Clean energy. 60 Hertz Energy secures $1.3 million to help energy providers manage remote microgrid assets… Aurora Sola raises $250 million to solar installers plan installations… Gridware raises $5.3 million to monitor the power grid to prevent power failures and wildfires… Blackstone’s ClearGen commits $500 million to build minigrids for commercial users.

Climate finance. Micron secures $3.7 billion in sustainable linked-loans tied to its environmental performance… Climate tech venture NCX (formerly SilviaTerra) raises $20 million for a 1.2 million-acre forest carbon project.

Frontier finance. Flat6Labs raises $13.5 million to invest in early-stage startups in Egypt… Media Development Investment Fund launches MDIF Ventures to invest in independent media companies in countries with limited access to free and independent news.

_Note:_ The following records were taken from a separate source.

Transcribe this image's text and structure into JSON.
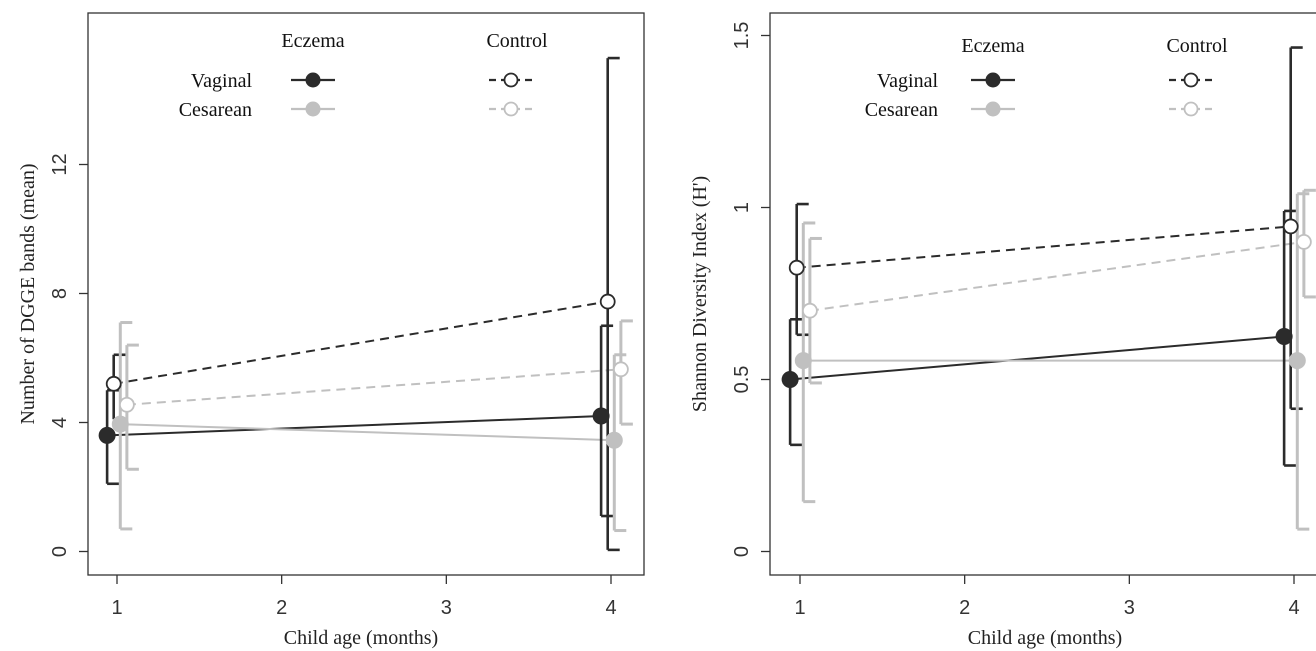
{
  "chart_data": [
    {
      "type": "line",
      "xlabel": "Child age (months)",
      "ylabel": "Number of DGGE bands (mean)",
      "x_ticks": [
        "1",
        "2",
        "3",
        "4"
      ],
      "y_ticks": [
        "0",
        "4",
        "8",
        "12"
      ],
      "xlim": [
        0.82,
        4.17
      ],
      "ylim": [
        -0.6,
        16.6
      ],
      "grid": false,
      "legend": {
        "placement": "top",
        "column_headers": [
          "Eczema",
          "Control"
        ],
        "row_labels": [
          "Vaginal",
          "Cesarean"
        ]
      },
      "series": [
        {
          "group": "Eczema",
          "delivery": "Vaginal",
          "color": "#2b2b2b",
          "dashed": false,
          "filled": true,
          "points": [
            {
              "x": 0.94,
              "y": 3.6,
              "lo": 2.1,
              "hi": 5.0
            },
            {
              "x": 3.94,
              "y": 4.2,
              "lo": 1.1,
              "hi": 7.0
            }
          ]
        },
        {
          "group": "Control",
          "delivery": "Vaginal",
          "color": "#2b2b2b",
          "dashed": true,
          "filled": false,
          "points": [
            {
              "x": 0.98,
              "y": 5.2,
              "lo": 4.1,
              "hi": 6.1
            },
            {
              "x": 3.98,
              "y": 7.75,
              "lo": 0.05,
              "hi": 15.3
            }
          ]
        },
        {
          "group": "Eczema",
          "delivery": "Cesarean",
          "color": "#c0c0c0",
          "dashed": false,
          "filled": true,
          "points": [
            {
              "x": 1.02,
              "y": 3.95,
              "lo": 0.7,
              "hi": 7.1
            },
            {
              "x": 4.02,
              "y": 3.45,
              "lo": 0.65,
              "hi": 6.1
            }
          ]
        },
        {
          "group": "Control",
          "delivery": "Cesarean",
          "color": "#c0c0c0",
          "dashed": true,
          "filled": false,
          "points": [
            {
              "x": 1.06,
              "y": 4.55,
              "lo": 2.55,
              "hi": 6.4
            },
            {
              "x": 4.06,
              "y": 5.65,
              "lo": 3.95,
              "hi": 7.15
            }
          ]
        }
      ]
    },
    {
      "type": "line",
      "xlabel": "Child age (months)",
      "ylabel": "Shannon Diversity Index (H')",
      "x_ticks": [
        "1",
        "2",
        "3",
        "4"
      ],
      "y_ticks": [
        "0",
        "0.5",
        "1",
        "1.5"
      ],
      "xlim": [
        0.82,
        4.02
      ],
      "ylim": [
        -0.07,
        1.6
      ],
      "grid": false,
      "legend": {
        "placement": "top",
        "column_headers": [
          "Eczema",
          "Control"
        ],
        "row_labels": [
          "Vaginal",
          "Cesarean"
        ]
      },
      "series": [
        {
          "group": "Eczema",
          "delivery": "Vaginal",
          "color": "#2b2b2b",
          "dashed": false,
          "filled": true,
          "points": [
            {
              "x": 0.94,
              "y": 0.5,
              "lo": 0.31,
              "hi": 0.675
            },
            {
              "x": 3.94,
              "y": 0.625,
              "lo": 0.25,
              "hi": 0.99
            }
          ]
        },
        {
          "group": "Control",
          "delivery": "Vaginal",
          "color": "#2b2b2b",
          "dashed": true,
          "filled": false,
          "points": [
            {
              "x": 0.98,
              "y": 0.825,
              "lo": 0.63,
              "hi": 1.01
            },
            {
              "x": 3.98,
              "y": 0.945,
              "lo": 0.415,
              "hi": 1.465
            }
          ]
        },
        {
          "group": "Eczema",
          "delivery": "Cesarean",
          "color": "#c0c0c0",
          "dashed": false,
          "filled": true,
          "points": [
            {
              "x": 1.02,
              "y": 0.555,
              "lo": 0.145,
              "hi": 0.955
            },
            {
              "x": 4.02,
              "y": 0.555,
              "lo": 0.065,
              "hi": 1.04
            }
          ]
        },
        {
          "group": "Control",
          "delivery": "Cesarean",
          "color": "#c0c0c0",
          "dashed": true,
          "filled": false,
          "points": [
            {
              "x": 1.06,
              "y": 0.7,
              "lo": 0.49,
              "hi": 0.91
            },
            {
              "x": 4.06,
              "y": 0.9,
              "lo": 0.74,
              "hi": 1.05
            }
          ]
        }
      ]
    }
  ]
}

Impact tech. Nigeria’s CribMD clinches $2.6 million for its subscription-based digital health services… London-based Cervest scores $30 million to predict climate risks for physical assets… Indigo Technologies raises an undisclosed amount of funding to develop electric vehicles for ride-hailing, delivery and other services.

The Week’s Talent

Carole Ferguson, ex- of CDP, will head up Industry Tracker, a research outfit being launched by Investor Watch Group that will report on carbon-intensive sectors… Anita Umarji, ex- of Bardin Hill Investment Partners, is named managing director/partner and head of investor relations and business development at Sandbox Industries… Danielle Harris is promoted to managing director of engagement and innovation at Elemental Excelerator. 

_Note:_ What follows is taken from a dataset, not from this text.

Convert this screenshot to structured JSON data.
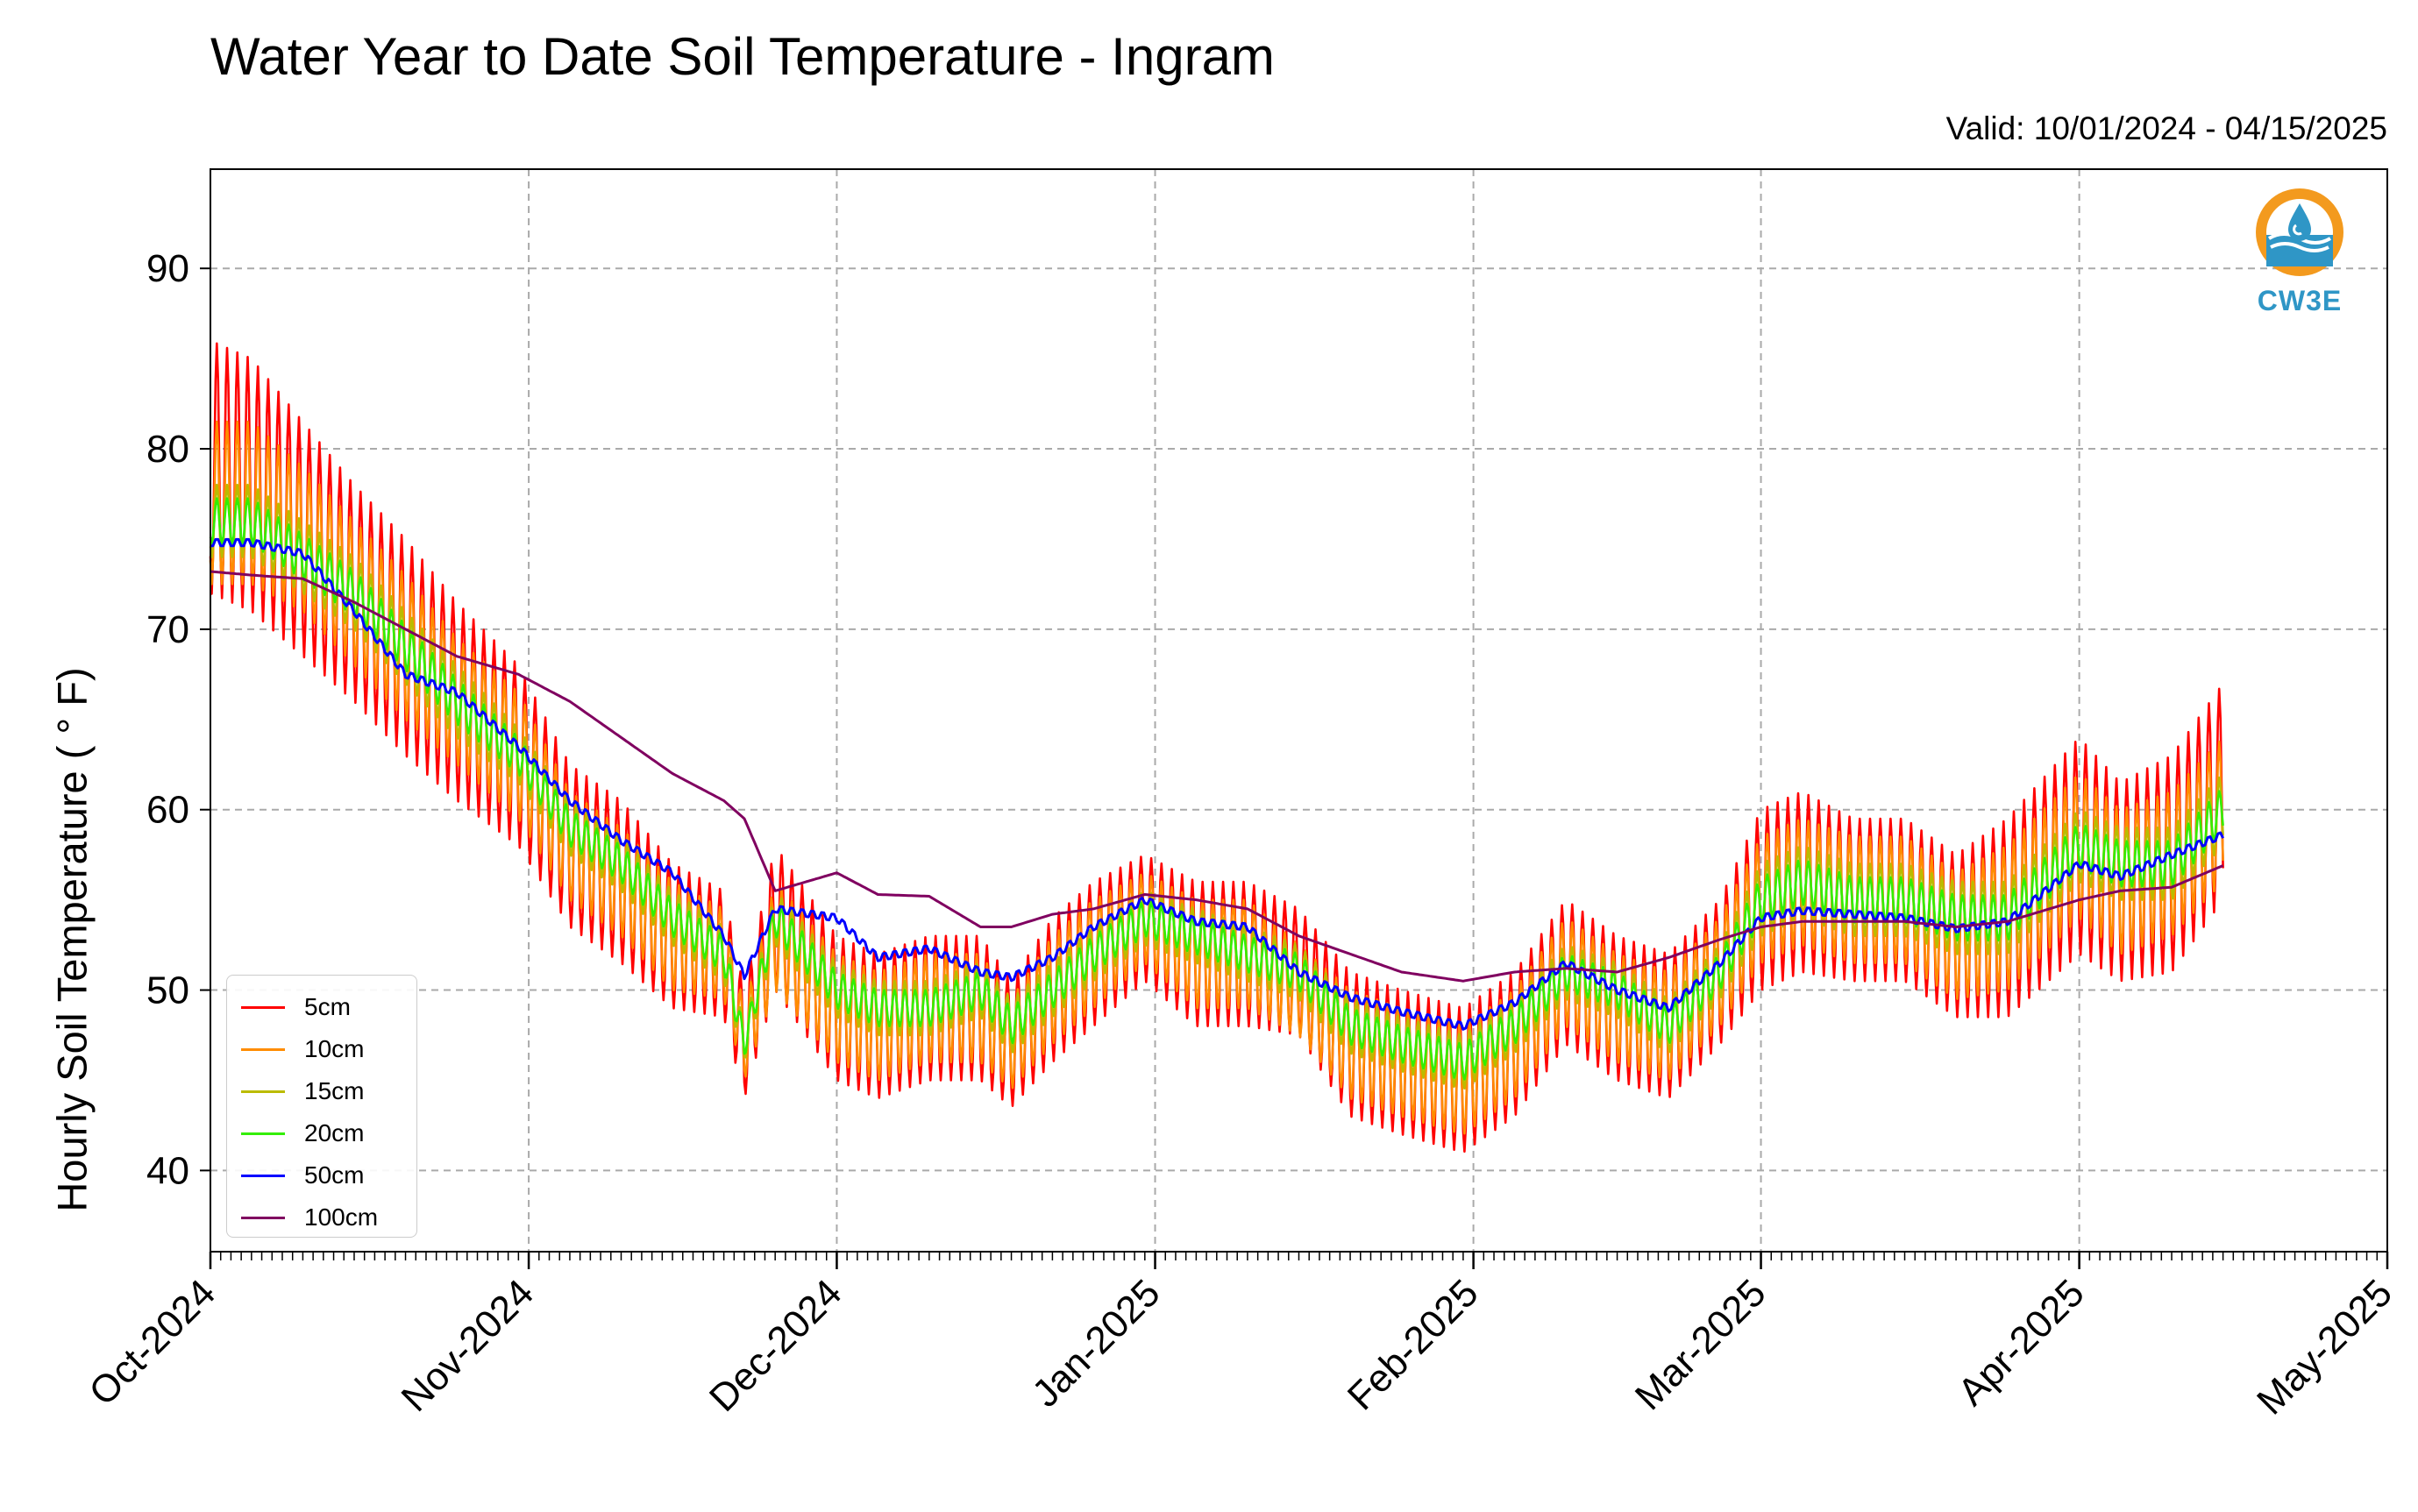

Leland Richards, ex- of Churchill Asset Management, joins Adams Street as partner… Felecia Hatcher, ex- of Miami’s Center for Black Innovation, is named CEO of Black Ambition, a nonprofit launched by Pharrell Williams in December… Katherine Lynch, ex- of Kiva, joins Republic as director of partnerships and communities… Nabiha Saklayen, co-founder of Cambridge, Mass.-based Cellino, is the first recipient of the Tory Burch Fellowship at the Innovative Genomics Institute.

The Week’s Jobs

The Rockefeller Foundation seeks a director of innovation in New York… The U.S. International Development Finance Corp.’s Office of Development Policy is hiring a managing director of impact management and monitoring in Washington, D.C.… Social Venture Circle is looking for a manager of impact investor services, preferably in the Philadelphia area… Energy Innovation: Policy and Technology has an opening for a program officer, preferably in Washington, D.C. or San Francisco… JPMorgan Chase is looking for an associate for its Sustainability and ESG Strategies Growth Equity Fund in San Francisco… Vancity seeks an impact investment manager in Vancouver. 

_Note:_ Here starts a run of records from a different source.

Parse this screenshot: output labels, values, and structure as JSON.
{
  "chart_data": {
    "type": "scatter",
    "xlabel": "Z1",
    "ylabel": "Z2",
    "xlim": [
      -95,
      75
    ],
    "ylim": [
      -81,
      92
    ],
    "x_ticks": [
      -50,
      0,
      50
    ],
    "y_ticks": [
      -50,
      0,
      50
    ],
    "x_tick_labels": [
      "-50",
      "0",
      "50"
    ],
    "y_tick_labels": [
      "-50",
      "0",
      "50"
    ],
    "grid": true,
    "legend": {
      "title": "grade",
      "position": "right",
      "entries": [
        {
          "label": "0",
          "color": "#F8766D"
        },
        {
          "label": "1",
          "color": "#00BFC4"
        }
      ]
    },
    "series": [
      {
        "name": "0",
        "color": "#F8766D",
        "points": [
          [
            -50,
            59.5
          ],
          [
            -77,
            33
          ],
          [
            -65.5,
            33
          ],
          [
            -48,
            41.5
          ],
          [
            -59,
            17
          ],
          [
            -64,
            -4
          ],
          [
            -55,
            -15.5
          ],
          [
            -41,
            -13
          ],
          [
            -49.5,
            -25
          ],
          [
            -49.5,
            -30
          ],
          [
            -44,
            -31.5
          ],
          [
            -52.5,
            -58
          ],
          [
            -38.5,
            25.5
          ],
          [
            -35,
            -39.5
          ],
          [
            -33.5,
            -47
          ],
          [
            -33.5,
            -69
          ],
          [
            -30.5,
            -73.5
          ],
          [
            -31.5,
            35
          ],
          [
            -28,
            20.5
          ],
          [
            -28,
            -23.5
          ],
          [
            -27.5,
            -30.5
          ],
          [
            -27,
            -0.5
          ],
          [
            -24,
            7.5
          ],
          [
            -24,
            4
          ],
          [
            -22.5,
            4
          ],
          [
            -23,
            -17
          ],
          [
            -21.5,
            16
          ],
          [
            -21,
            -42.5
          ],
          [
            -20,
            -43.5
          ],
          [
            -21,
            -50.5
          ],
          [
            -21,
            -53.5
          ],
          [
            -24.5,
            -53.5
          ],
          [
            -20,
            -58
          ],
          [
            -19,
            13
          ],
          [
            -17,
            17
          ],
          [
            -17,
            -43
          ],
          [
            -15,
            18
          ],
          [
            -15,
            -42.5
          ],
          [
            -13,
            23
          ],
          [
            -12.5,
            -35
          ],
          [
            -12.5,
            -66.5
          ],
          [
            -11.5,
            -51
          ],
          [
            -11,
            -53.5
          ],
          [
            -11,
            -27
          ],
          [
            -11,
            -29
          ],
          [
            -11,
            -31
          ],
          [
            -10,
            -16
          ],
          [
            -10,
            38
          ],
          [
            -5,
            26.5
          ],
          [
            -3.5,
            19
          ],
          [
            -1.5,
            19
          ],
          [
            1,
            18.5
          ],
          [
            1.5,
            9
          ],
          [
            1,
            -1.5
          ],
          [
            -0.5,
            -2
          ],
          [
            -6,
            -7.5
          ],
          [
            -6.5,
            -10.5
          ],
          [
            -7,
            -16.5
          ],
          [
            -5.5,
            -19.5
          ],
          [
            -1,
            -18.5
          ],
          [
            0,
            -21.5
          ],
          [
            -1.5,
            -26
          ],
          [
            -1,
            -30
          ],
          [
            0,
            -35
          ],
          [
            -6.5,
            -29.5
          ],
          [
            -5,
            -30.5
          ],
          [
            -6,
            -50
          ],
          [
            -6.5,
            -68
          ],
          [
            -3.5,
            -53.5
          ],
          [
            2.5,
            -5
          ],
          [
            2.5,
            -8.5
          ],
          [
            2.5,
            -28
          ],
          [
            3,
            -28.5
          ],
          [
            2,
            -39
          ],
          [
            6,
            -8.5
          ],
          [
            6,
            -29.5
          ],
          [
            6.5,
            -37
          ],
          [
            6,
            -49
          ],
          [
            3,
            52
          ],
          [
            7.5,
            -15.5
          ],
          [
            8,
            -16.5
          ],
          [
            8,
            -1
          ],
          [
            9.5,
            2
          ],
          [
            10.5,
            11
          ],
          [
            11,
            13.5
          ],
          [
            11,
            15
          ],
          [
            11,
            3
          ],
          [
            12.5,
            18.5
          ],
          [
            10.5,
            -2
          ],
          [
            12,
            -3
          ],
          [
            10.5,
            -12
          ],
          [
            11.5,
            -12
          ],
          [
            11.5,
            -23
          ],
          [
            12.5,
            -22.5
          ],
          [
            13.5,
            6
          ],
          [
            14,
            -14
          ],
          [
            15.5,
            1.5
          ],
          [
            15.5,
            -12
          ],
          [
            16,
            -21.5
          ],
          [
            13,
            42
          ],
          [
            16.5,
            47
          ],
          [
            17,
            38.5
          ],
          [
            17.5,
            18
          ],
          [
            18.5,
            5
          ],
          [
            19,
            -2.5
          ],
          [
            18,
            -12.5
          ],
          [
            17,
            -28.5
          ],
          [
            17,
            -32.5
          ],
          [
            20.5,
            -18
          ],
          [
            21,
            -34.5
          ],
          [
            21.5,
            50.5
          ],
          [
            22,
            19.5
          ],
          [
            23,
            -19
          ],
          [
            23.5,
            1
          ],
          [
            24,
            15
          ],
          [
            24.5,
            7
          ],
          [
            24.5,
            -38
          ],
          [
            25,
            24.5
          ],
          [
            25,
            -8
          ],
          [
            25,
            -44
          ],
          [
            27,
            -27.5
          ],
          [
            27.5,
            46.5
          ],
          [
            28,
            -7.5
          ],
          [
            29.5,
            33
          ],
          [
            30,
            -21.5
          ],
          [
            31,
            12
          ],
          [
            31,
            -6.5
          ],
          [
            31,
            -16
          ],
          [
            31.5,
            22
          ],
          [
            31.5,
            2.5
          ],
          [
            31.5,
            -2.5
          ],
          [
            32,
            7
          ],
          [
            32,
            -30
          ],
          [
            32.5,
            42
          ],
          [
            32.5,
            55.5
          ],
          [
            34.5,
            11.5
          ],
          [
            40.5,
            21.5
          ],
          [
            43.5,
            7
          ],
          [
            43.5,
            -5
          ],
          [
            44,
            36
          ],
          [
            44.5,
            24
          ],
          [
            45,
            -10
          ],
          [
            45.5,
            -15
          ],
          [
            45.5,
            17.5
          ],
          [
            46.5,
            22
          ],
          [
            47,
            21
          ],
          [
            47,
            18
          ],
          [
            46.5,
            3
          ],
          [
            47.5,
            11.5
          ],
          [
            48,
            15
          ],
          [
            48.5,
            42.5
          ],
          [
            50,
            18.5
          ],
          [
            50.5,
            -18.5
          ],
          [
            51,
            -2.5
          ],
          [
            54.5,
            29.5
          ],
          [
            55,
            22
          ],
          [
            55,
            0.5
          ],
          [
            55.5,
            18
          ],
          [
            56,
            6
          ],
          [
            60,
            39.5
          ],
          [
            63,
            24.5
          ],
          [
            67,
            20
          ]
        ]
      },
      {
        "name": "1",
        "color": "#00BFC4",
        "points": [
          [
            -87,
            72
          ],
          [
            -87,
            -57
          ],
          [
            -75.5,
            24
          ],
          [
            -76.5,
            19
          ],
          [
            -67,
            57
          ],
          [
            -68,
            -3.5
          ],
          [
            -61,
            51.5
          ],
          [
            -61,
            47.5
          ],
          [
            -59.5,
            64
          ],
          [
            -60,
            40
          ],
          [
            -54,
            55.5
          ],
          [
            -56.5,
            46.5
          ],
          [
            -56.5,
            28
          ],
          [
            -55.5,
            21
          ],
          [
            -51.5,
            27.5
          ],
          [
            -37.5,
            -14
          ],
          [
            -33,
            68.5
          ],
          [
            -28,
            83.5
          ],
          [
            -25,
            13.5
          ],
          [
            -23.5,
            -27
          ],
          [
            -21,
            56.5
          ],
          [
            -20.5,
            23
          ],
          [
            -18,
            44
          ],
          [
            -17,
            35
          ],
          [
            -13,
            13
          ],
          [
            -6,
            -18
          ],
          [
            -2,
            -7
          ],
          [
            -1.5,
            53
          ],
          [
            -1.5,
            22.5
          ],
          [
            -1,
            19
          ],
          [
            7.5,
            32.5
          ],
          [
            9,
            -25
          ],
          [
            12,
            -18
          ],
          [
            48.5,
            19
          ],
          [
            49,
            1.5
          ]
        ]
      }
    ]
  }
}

Acumen America is hiring a partnerships associate in the San Francisco Bay Area… The Kapor Center seeks a chief executive office for its Purpose Pipeline in Oakland… Synthesis Capital is hiring a senior associate… Mercy Corps Ventures is looking for a fintech innovation and operations lead… Arlan Hamilton’s ArlanWasHere is hiring a chief operating officer… Arctaris Impact Investors seeks a chief compliance officer in the Boston area… Climate Policy Initiative is looking for a U.K. associate director/director of climate finance… CNote is recruiting a director of impact evaluation.

Pacific Community Ventures has an opening for a lending portfolio director in Oakland… Greentown Labs is looking for an investor program manager in Somerville, Mass. or Houston… Good Jobs First is hiring a research analyst for its Covid Stimulus Watch project in Washington, D.C…  Morgan Stanley Investment Management seeks a portfolio specialist/impact strategies vice president… Candide Group is looking for an operations and client services associate in the San Francisco Bay Area… The Global Steering Group for Impact Investment is hiring a knowledge and impact associate in London.

That’s a wrap. Have a wonderful weekend.